Genre: Autobiography / memoir
Narrative Style: First person
Synopsis: A personal account of the meetings and actions of the W.S.P.U. and also an explanation for these actions.
Reading Challenge: The Non Fiction Challenge.
When I was a student, I did some modules on the suffragettes and when the film came out last year, it re-sparked my interest in this part of history. So when this came up on Amazon, I didn’t hesitate.
It was a very good read. It showed the power and passion of Pankhurst herself as well as the rest of the W.S.P.U. quite clearly. Pankhurst seems to have been an incredibly charismatic leader as well as being clearly intelligent and determined. She must have been a force to be reckoned with.
In one sense, this is an uplifting read. I’m not sure that I could have kept going in the face of forcible feeding and the cat and mouse act but these women were not going give up, no matter what. It was inspiring to think of them fighting back especially considering they had no real political power. They had to find other means to make their voices heard.

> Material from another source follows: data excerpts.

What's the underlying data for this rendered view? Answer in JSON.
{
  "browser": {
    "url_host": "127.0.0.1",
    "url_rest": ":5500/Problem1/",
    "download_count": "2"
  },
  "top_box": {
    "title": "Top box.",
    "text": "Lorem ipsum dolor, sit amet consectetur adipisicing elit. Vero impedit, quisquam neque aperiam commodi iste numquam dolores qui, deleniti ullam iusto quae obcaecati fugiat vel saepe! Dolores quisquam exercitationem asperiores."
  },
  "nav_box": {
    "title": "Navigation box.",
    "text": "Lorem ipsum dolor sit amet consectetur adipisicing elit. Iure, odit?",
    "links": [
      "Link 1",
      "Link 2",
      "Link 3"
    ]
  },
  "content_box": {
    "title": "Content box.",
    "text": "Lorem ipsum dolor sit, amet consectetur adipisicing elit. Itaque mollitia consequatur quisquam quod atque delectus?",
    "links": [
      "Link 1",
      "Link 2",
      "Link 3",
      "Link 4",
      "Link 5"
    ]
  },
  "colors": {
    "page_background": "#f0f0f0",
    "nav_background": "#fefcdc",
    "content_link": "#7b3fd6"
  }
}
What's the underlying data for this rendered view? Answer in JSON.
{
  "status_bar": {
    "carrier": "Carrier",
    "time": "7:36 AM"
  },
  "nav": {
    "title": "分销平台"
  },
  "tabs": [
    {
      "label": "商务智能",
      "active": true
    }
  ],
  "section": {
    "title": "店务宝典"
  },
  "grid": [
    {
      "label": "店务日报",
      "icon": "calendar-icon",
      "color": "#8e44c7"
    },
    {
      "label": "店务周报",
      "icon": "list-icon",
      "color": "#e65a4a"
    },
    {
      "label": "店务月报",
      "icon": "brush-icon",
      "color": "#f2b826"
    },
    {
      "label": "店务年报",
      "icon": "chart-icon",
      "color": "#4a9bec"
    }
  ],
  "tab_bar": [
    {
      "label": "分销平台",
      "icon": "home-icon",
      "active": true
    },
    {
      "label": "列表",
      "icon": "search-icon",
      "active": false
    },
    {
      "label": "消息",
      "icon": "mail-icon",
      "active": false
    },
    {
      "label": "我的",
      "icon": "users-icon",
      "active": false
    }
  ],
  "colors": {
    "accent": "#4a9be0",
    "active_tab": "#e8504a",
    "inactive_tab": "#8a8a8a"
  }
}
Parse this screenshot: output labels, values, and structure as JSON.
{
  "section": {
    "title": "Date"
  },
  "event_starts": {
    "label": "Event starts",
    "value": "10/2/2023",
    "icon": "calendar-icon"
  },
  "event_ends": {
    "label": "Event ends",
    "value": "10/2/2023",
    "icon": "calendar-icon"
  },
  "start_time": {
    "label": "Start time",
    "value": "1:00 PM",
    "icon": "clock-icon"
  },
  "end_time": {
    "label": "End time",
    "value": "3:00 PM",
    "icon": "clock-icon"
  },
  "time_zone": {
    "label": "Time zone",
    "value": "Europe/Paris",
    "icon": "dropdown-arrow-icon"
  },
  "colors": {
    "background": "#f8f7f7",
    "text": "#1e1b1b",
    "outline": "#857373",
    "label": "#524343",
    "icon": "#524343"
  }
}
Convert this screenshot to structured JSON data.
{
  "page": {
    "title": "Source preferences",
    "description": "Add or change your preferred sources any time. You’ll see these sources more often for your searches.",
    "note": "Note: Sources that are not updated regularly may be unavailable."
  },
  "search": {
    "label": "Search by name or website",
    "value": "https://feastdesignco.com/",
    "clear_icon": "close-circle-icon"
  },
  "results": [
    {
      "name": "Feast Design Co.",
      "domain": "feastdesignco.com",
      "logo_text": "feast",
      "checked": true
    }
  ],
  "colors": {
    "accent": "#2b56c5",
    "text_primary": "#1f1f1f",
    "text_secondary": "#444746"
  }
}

For the most part though, it is a difficult read. Pankhurst writes of thirst and sleep strikes where she was so weak she could barely stand but still she attempted to walk the length of her cell and not rest. The politicians do not come out of this well. Lloyd-George and Asquith particularly prove themselves to be duplicitous and uncaring. They treated the women as if they were hysterical and ignored their demands whereas male rebels (such as those in Ireland who opposed home rule) were taken seriously.
Mrs Pankhurst’s style is conversational and so is easy to read. However, speeches and political discussions are often recorded in full and are sometimes a little dry. There is a lot of talk about motives for action but the actions themselves are not always described. This slows the pace a little. However, as an insight in the workings of such an important political organisation, it is definitely worth the read.